South Korean officials have detained a former presidential aide in a widening multi-million dollar corruption scandal involving both major parties. Prosecutors are also targeting seven opposition politicians and the chairman of the country's third largest conglomerate.
South Korean newscasts, such as this one, led programs Friday with the latest chapter in a growing campaign financing scandal.
President Roh Moo-hyun's former campaign chief was splashed across television screens as he was arrested and led away under the glare of dozens of cameras.
Chyung Dai-chul, who denied any wrongdoing, is in custody, accused of taking more than a half million dollars in bribes from construction companies.
He is by no means the only high-profile official under investigation or detained for illegally funding the 2002 presidential campaign.
Several of President Roh's former aides and allies were indicted last month.
The opposition has not escaped scrutiny. Son Kil-seung, head of the huge SK conglomerate, is accused of giving the opposition Grand National Party more than $8 million in illegal contributions.
Mr. Son said he will cooperate fully with prosecutors.
Seven opposition lawmakers have also been targeted in the probe, prompting the Grand National Party to say the government investigation is biased.
Choe Byung-yul, GNP chairman, says the probe is politically motivated and prosecutors are trying to influence the upcoming April parliamentary elections.

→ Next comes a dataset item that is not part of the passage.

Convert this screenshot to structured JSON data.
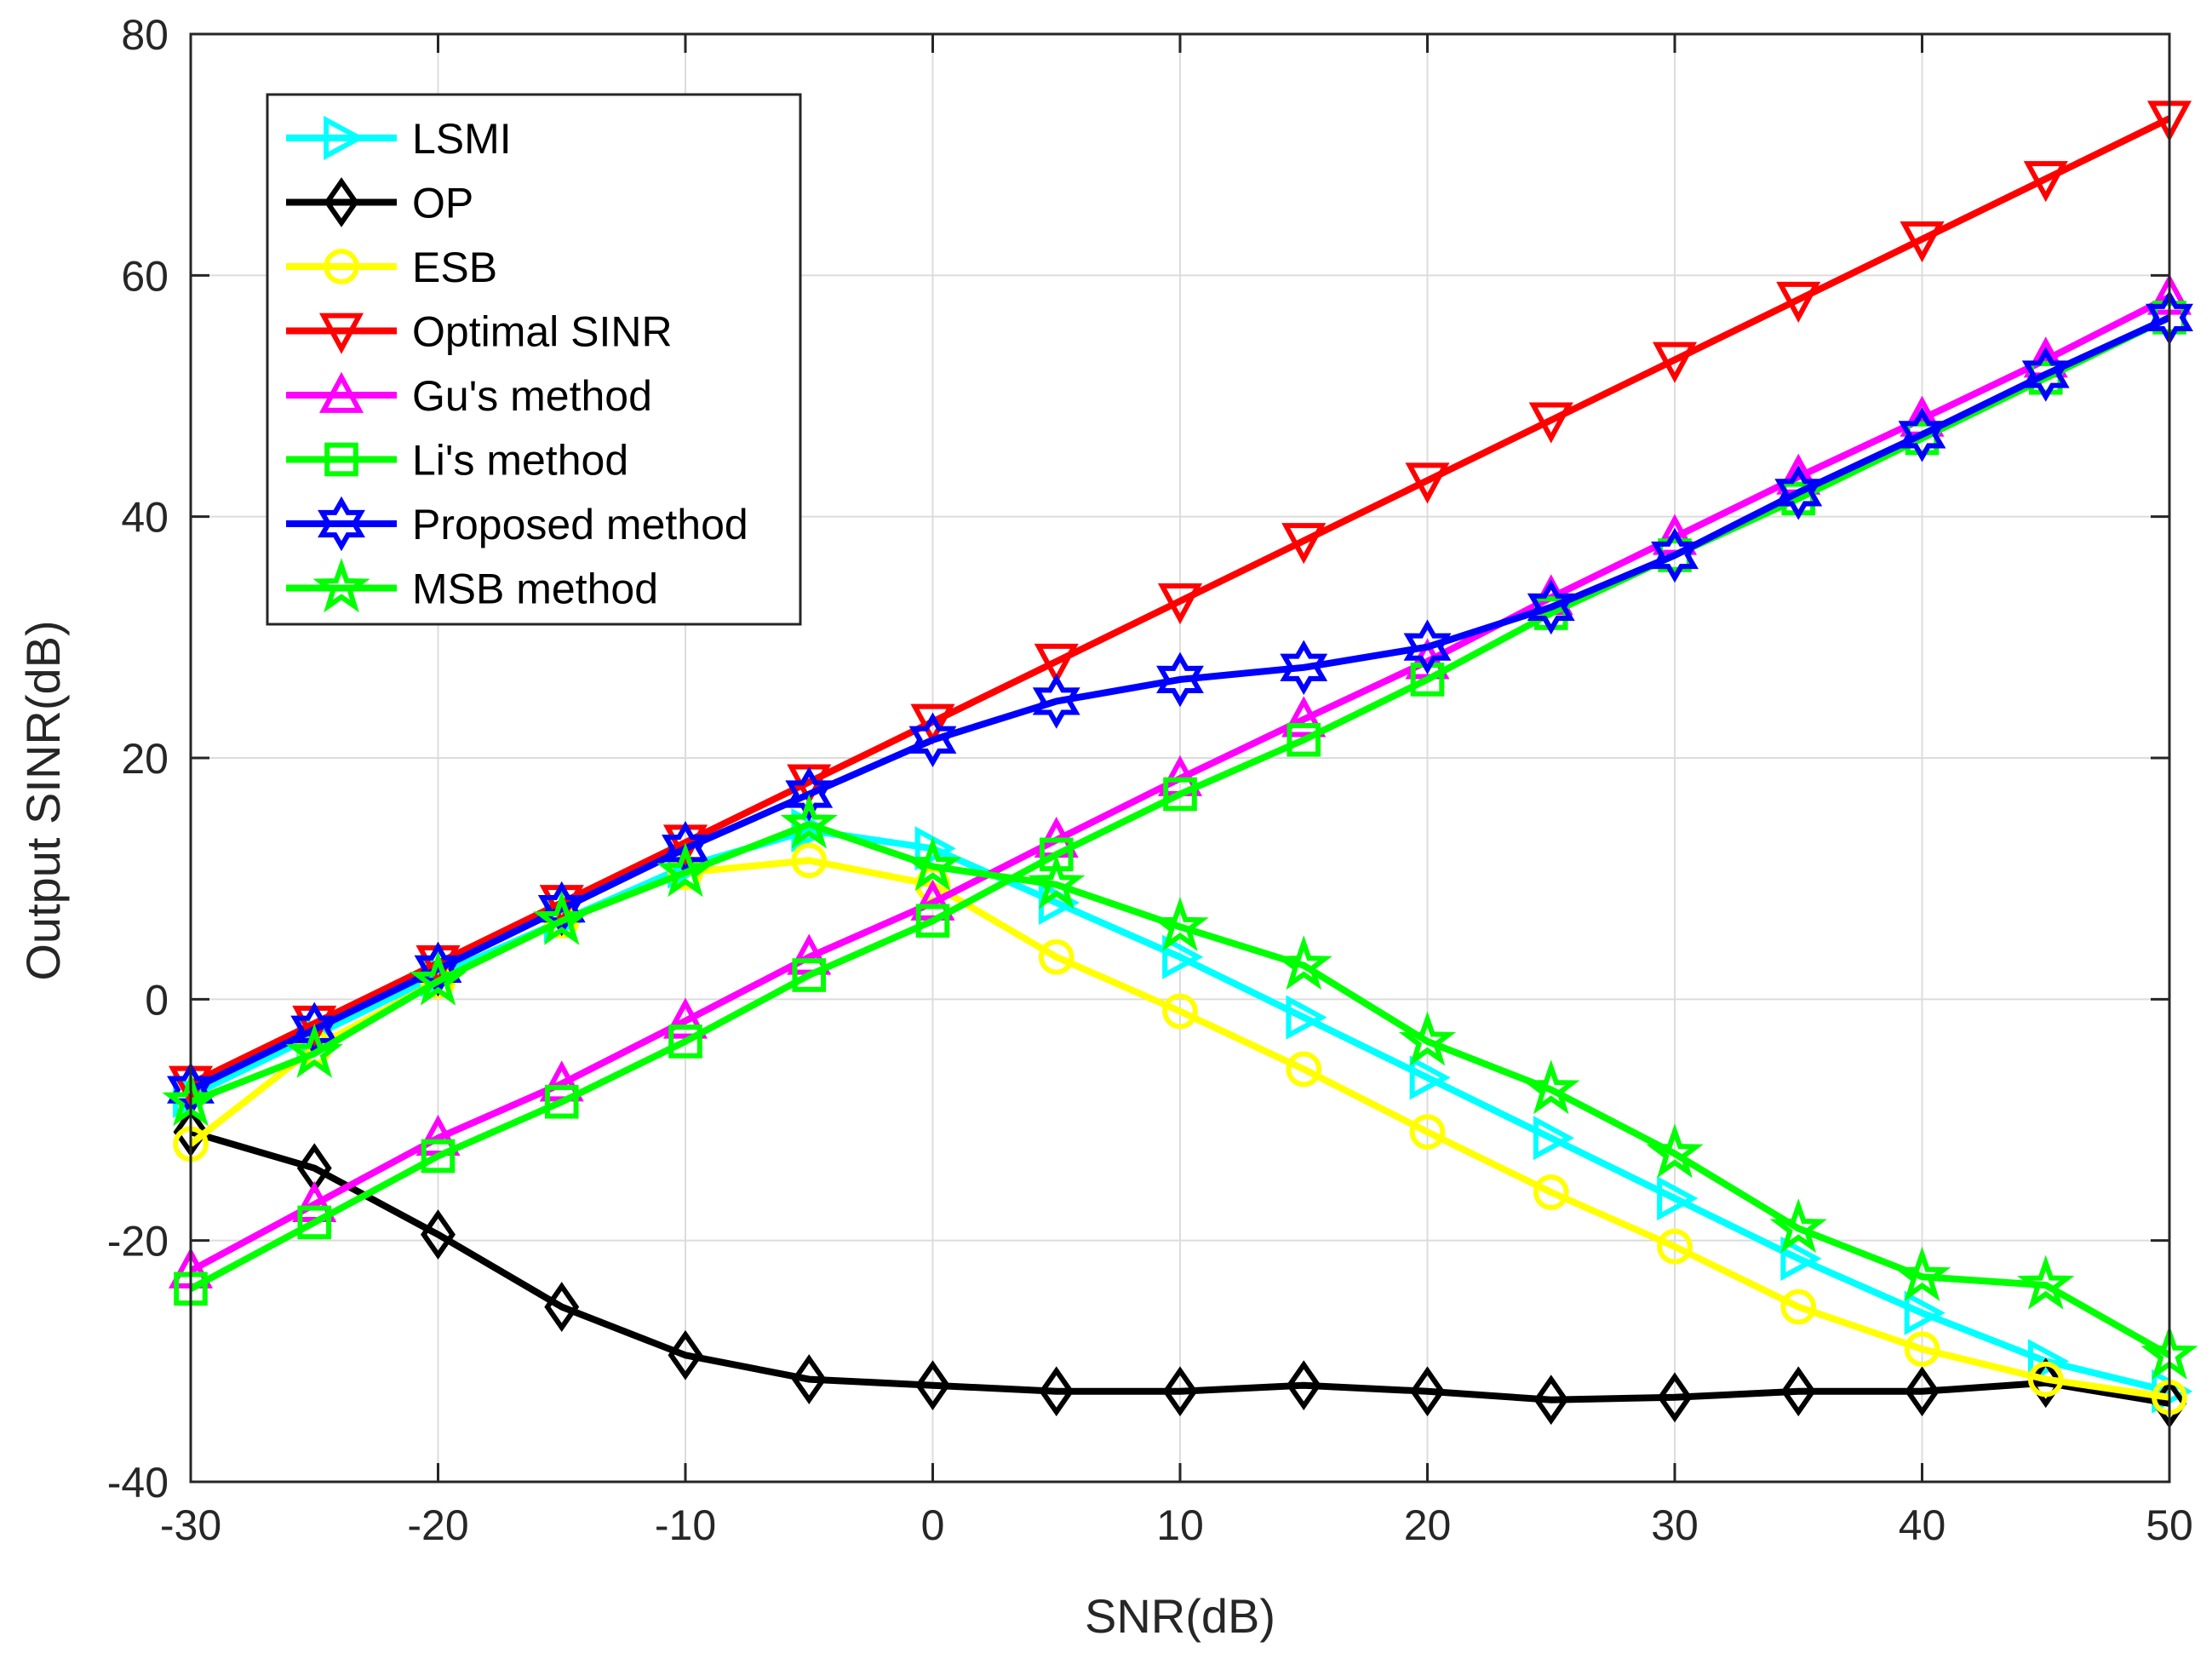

Opposition complaints have led to the appointment of an independent counsel to conduct a second probe, which is just getting underway.
The man President Roh defeated in 2002, the GNP's Lee Hoi-chang, has admitted to taking $43 million in illegal campaign contributions and says he is ready to go to prison.
Mr. Roh, who denies any personal wrongdoing, has said he would resign if the probe proves his party took more than a tenth of what was accepted by the opposition.